“Sublime!” he cries, waves his arms aloft, laughs at the storm.

More flashes from the Russian hills, the Japanese answer. The vast night is hideously alive. Artillery flicks as fireflies spark, spits tongues of flame, answering thunder with thunder, lightning with lightning. The rain beats down a torrent.

In the intermittent flashes the ugly eye of the searchlight looks in, licks phosphorus about us and ambles off into the valleys, as a cow might run the fur of her tongue over a cocklebur and calmly go to grass. No taste for rocks over there. They are out for softer game. Six more fling their deviltry from the head of Cyclops and down in the valley struggle with mist and rain.

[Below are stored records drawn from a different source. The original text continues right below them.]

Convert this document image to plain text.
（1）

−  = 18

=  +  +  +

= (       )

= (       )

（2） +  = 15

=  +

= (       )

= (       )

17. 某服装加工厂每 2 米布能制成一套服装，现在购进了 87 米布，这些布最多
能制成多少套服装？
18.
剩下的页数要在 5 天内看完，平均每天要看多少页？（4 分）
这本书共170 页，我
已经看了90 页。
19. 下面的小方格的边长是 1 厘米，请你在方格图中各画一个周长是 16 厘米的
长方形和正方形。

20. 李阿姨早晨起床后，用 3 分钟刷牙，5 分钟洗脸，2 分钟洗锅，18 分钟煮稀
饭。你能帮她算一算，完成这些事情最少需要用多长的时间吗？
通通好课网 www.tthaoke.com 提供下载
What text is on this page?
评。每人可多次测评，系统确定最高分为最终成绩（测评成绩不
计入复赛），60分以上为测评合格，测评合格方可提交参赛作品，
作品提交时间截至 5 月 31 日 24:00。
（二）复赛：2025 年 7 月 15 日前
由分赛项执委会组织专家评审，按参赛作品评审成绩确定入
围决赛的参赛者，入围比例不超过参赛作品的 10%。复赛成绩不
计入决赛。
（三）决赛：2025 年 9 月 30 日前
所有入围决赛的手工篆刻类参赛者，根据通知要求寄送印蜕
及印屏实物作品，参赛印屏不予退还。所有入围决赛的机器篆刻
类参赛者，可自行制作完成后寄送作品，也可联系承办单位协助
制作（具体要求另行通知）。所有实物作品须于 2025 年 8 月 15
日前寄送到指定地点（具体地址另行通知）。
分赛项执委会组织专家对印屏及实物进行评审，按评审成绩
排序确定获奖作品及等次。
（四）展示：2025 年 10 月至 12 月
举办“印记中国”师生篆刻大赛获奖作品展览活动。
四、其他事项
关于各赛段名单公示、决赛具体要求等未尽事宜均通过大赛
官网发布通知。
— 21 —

Then, ’mid the sky’s and cannon’s belch, as a fairy into the land of demons, a thin red line is tossed gracefully over the valley from the Russian side. It reaches high over the mountains from the sea forts and above the center of the great plain falls, as a sailor casts a halyard over the yardarm on to the deck beyond. In mid-air bursts the feu de joie, the delight of fireworks, in war a spy. On other nights this deathly star bomb revealed all secret movements, but now the Japanese have allies in the mist and rain. Neither searchlight nor star bomb can penetrate the storm veil.

Now comes the crackle of infantry, followed by the pop, pop, pop, of quick-firers, the clatter of Hotchkiss howitzers, the more sprightly click of Maxims. Another assault—and they have had eleven in a week! Will they win this time? They are going for the Cock’s Comb, whose crest stands out ominously against the sky.

Boom! Bo-o-o-m! Far out of the distance a deep voice.

“The navy. That’s a twelve-inch gun. Togo’s with us to-night!” Ricalton ought to know, but who can tell? Is it a Japanese siege mortar, a Russian coast defender, field artillery, star bomb, machine gun, howitzer, or that grand bombardment from the heavens? They are all in action to-night. Is it defeat or victory? Can they take the fort?

I can answer none of these questions. I only know that “a child could understand the De’il had business on his hand.”

As the crashes increase, the wind rising, the furor mounting, I throw the cart cover aside wrap the blanket more closely about me and run down the mountain. Ricalton calls, but I hear him not. The reality of this din must be known. Over my shoulder as I run the Phœnix looms up monstrous, haughty, wise and terrible, silhouetted as she was born, anon in fire.